Recently, I listened to a Hempfest Hemposium panel titled “The Business of Cannabis: Expert Advice Before You Take the Plunge.” If there was one thing to take away from the panel, it’s that professionalism is key. Cannabusiness is a gray area in policy. In some regions, the entire cannabis industry is underground. In others, it’s out in the open, operating cautiously due to federal drug scheduling. Because of this ambiguous business environment, it is extremely important for the cannabis industry to have have a united front.
The speakers for this panel included the following:
- John Davis, Executive Director of Coalition of Cannabis Standards and Ethics
- Hilary Bricken, Attorney at Canna Law Group
- Andrew DeAngelo, General Manager, Harborside Health Center
- Alex Cooley, Cofounder and Vice President of Solstice
- Henry Wykowski, J.D., Henry G. Wykowski & Associates
While there was some speaker disagreement over issues such as trademarking, holding companies, and proper banking procedures, the entire panel agreed with Henry Wykowski’s statement that the cannabis community “shouldn’t air its dirty laundry.”

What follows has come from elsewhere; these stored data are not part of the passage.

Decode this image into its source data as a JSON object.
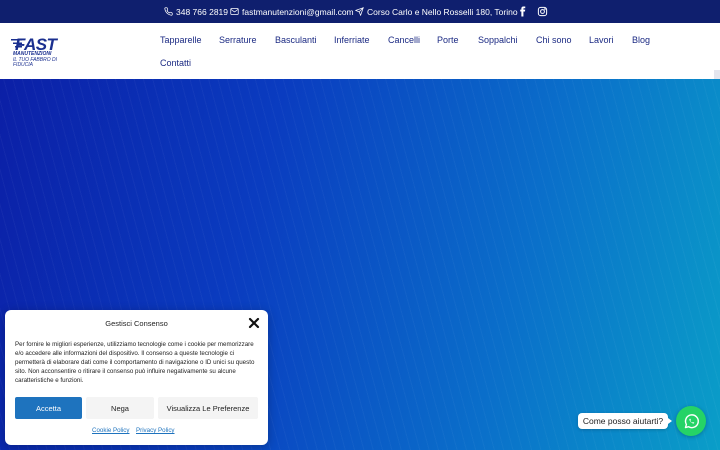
{
  "topbar": {
    "phone": "348 766 2819",
    "email": "fastmanutenzioni@gmail.com",
    "address": "Corso Carlo e Nello Rosselli 180, Torino",
    "social": [
      "facebook-icon",
      "instagram-icon"
    ]
  },
  "logo": {
    "name": "FAST",
    "subtitle": "MANUTENZIONI",
    "tagline": "IL TUO FABBRO DI FIDUCIA"
  },
  "nav": {
    "items": [
      {
        "label": "Tapparelle"
      },
      {
        "label": "Serrature"
      },
      {
        "label": "Basculanti"
      },
      {
        "label": "Inferriate"
      },
      {
        "label": "Cancelli"
      },
      {
        "label": "Porte"
      },
      {
        "label": "Soppalchi"
      },
      {
        "label": "Chi sono"
      },
      {
        "label": "Lavori"
      },
      {
        "label": "Blog"
      },
      {
        "label": "Contatti"
      }
    ]
  },
  "consent": {
    "title": "Gestisci Consenso",
    "body": "Per fornire le migliori esperienze, utilizziamo tecnologie come i cookie per memorizzare e/o accedere alle informazioni del dispositivo. Il consenso a queste tecnologie ci permetterà di elaborare dati come il comportamento di navigazione o ID unici su questo sito. Non acconsentire o ritirare il consenso può influire negativamente su alcune caratteristiche e funzioni.",
    "accept_label": "Accetta",
    "deny_label": "Nega",
    "preferences_label": "Visualizza Le Preferenze",
    "cookie_policy_label": "Cookie Policy",
    "privacy_policy_label": "Privacy Policy"
  },
  "chat": {
    "prompt": "Come posso aiutarti?"
  },
  "colors": {
    "topbar_bg": "#0f1f6e",
    "brand_blue": "#1a2f8f",
    "hero_start": "#0b1fa6",
    "hero_end": "#0a9ec8",
    "accept_button": "#1e73be",
    "whatsapp_green": "#25d366"
  }
}
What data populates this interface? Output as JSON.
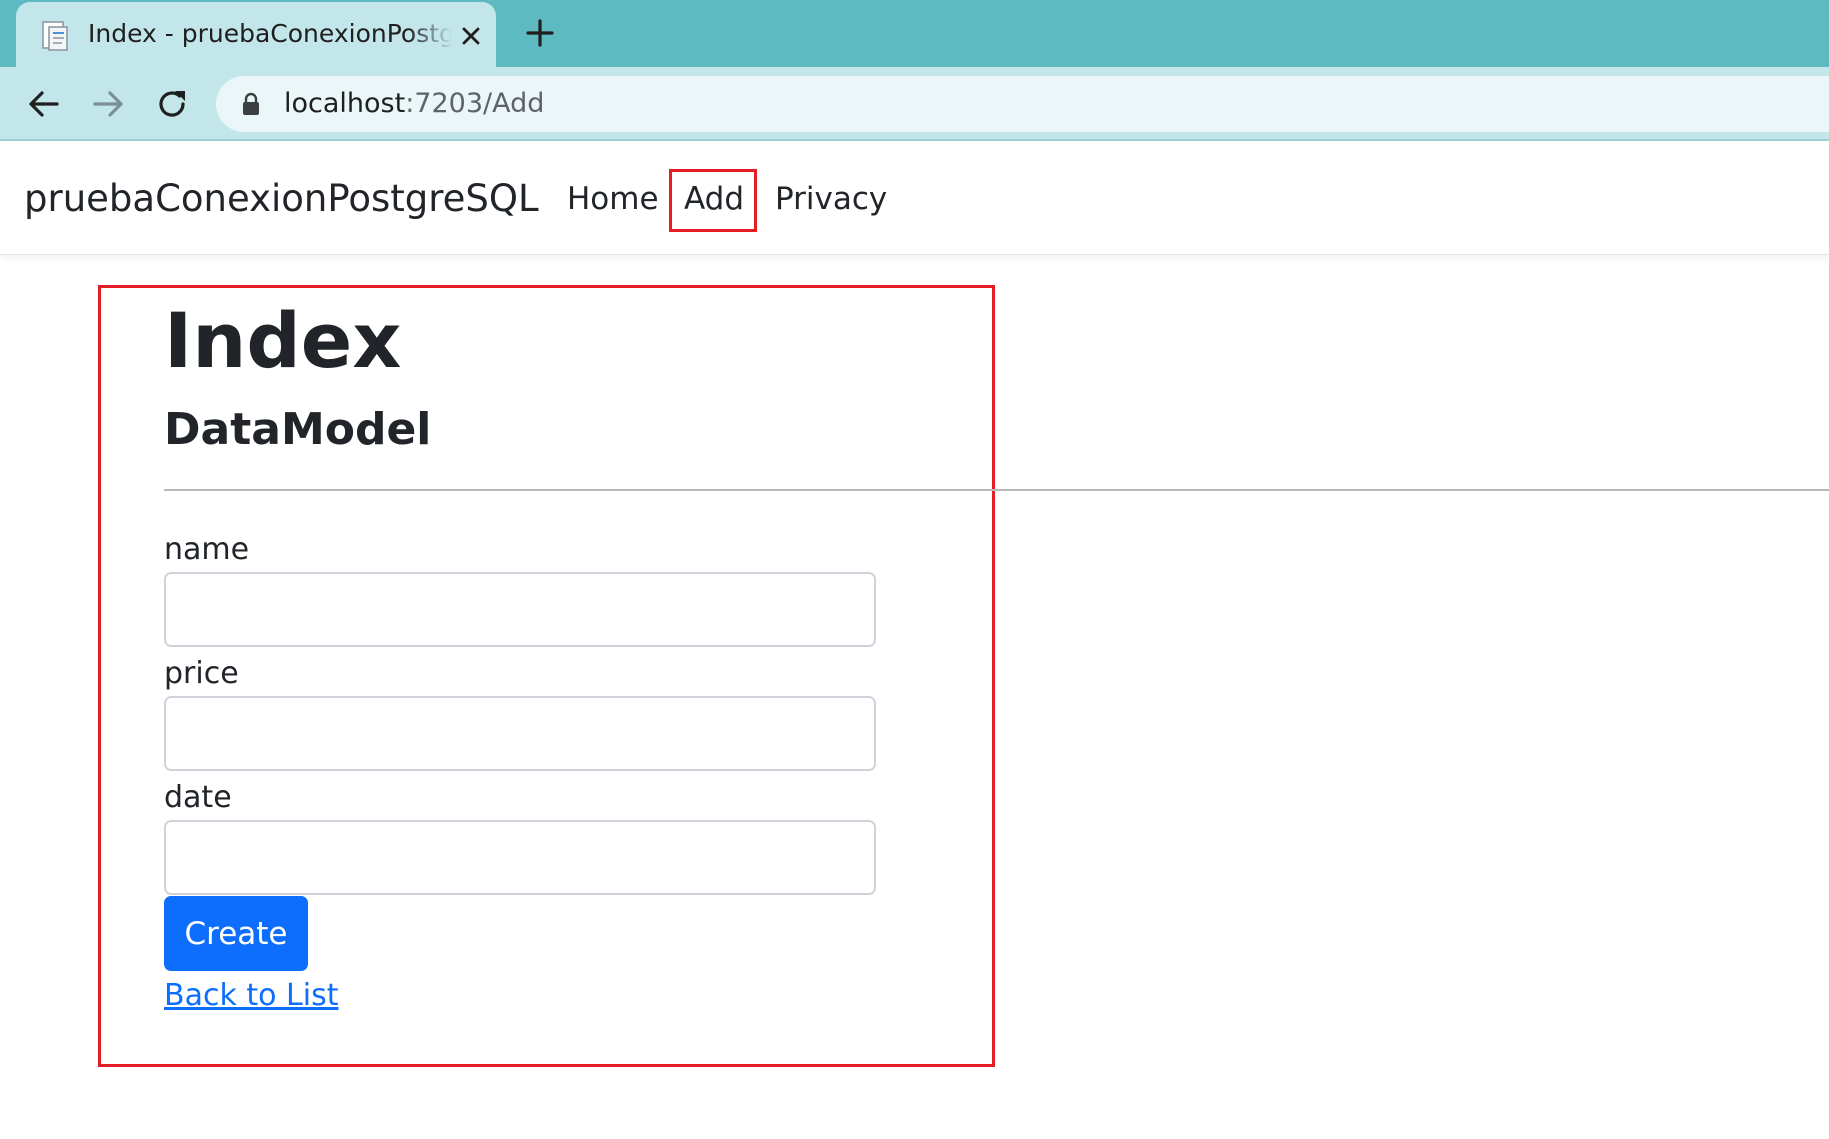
{
  "browser": {
    "tab_title": "Index - pruebaConexionPostgreSQL",
    "url_host": "localhost",
    "url_path": ":7203/Add"
  },
  "navbar": {
    "brand": "pruebaConexionPostgreSQL",
    "links": [
      {
        "label": "Home"
      },
      {
        "label": "Add"
      },
      {
        "label": "Privacy"
      }
    ]
  },
  "page": {
    "title": "Index",
    "subtitle": "DataModel",
    "fields": [
      {
        "label": "name",
        "value": ""
      },
      {
        "label": "price",
        "value": ""
      },
      {
        "label": "date",
        "value": ""
      }
    ],
    "submit_label": "Create",
    "back_link": "Back to List"
  },
  "colors": {
    "tabstrip": "#5dbac1",
    "toolbar": "#c3e6ea",
    "primary": "#0d6efd",
    "highlight": "#e41e26"
  },
  "icons": [
    "page-favicon-icon",
    "close-icon",
    "plus-icon",
    "back-arrow-icon",
    "forward-arrow-icon",
    "reload-icon",
    "lock-icon"
  ]
}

Coupled with the emphasis on professionalism was the idea of 100% compliance. Nearly all of the panelists stressed the need to be transparent; make it obvious that your cannabusiness follows all of the relevant federal and state laws. This is particularly important when it comes to taxation, which is where many businesses have the most trouble. Tax laws such as Section 280E prohibit any business related to illicit substances from deducting what would otherwise be standard business expenses from their yearly federal taxes. In order to protect yourself from laws such as 280E, it is important for prospective industry professionals to do their homework and make sure they are compliant with all legal restrictions.
When you begin a business in the cannabis industry, you represent a part of the community as a whole. “If you come up against hard times,” advises Alex Cooley, “do not lose your temper. Be professional. We need to do our best to maintain a handshake relationship with every single person.”
Cannabis is a tricky business, and prospective professionals cannot underestimate the potential resistance from state and federal governments. In order for cannabusiness to gain mainstream legitimacy, each member has to do its part to show that this industry plays by the rules.